Staff Reporter
Thrissur: The Government should set up Special Economic Zones in the country only after ascertaining whether they will improve the lot of the common man, Goutam Ghosh, film director, has said.
He was addressing a meet-the-press programme at the Thrissur Press Club on Saturday. Ghosh was here to attend the Thrissur International Film Festival 2007 (TIFF). His film, ‘Calcutta My Love’, opened the week-long festival on Friday.
“I am not against industrialisation. But development should not affect the common man,” he said, protesting against the police action at Nandigram in West Bengal.
“Retrieving agricultural fields given to villagers created problems in Nandigram. Lack of understanding and lapses in communication between rulers and bureaucrats added to the woes,” he said.

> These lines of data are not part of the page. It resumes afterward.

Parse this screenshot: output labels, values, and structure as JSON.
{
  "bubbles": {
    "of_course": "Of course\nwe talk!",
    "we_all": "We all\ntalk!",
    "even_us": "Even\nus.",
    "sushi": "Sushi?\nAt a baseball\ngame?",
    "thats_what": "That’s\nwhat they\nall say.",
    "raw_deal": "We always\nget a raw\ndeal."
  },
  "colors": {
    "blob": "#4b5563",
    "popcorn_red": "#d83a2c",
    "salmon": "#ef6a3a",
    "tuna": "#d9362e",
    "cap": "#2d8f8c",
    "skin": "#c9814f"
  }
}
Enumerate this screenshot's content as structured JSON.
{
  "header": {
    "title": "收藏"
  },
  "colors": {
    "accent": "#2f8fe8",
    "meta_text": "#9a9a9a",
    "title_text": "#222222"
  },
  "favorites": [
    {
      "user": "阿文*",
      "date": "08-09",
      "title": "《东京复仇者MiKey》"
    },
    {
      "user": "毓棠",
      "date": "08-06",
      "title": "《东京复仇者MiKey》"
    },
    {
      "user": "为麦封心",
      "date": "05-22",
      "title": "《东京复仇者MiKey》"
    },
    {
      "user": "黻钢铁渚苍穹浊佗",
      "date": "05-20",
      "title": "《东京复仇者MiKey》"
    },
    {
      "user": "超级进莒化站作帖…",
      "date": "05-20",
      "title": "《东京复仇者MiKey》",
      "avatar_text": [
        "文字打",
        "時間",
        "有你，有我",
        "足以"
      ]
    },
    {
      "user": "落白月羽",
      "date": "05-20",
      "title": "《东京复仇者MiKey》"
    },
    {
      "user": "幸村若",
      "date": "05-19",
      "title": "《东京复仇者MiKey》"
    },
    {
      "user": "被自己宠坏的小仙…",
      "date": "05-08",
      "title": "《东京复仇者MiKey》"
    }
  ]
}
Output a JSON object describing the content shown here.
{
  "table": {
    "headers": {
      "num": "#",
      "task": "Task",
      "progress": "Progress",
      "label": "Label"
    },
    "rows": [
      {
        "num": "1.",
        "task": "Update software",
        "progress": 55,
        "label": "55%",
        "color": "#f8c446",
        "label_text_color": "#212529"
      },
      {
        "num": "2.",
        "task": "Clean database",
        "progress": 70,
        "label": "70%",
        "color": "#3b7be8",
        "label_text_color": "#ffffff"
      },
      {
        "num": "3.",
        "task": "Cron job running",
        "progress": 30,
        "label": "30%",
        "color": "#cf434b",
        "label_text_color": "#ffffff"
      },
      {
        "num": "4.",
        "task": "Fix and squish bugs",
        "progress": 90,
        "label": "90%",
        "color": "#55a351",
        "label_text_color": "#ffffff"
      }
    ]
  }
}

Ms. Ghosh said the Communist Party of India (Marxist) was creating ‘Frankensteins’ by some of its practices while staying in power. “Staying in power has its advantages and disadvantages,” he said. He hoped that digital technology would give a fillip to alternative cinema.
“Changes in films, triggered by a frenetic pace of life and a visual culture developed by TV, are a reality. Every lover of cinema hopes that these changes will not kill experiments in the medium," he said.
Thrissur Press Club president Sethu Madhavan, secretary M. J. Babu and journalist E. Salahuddin also spoke.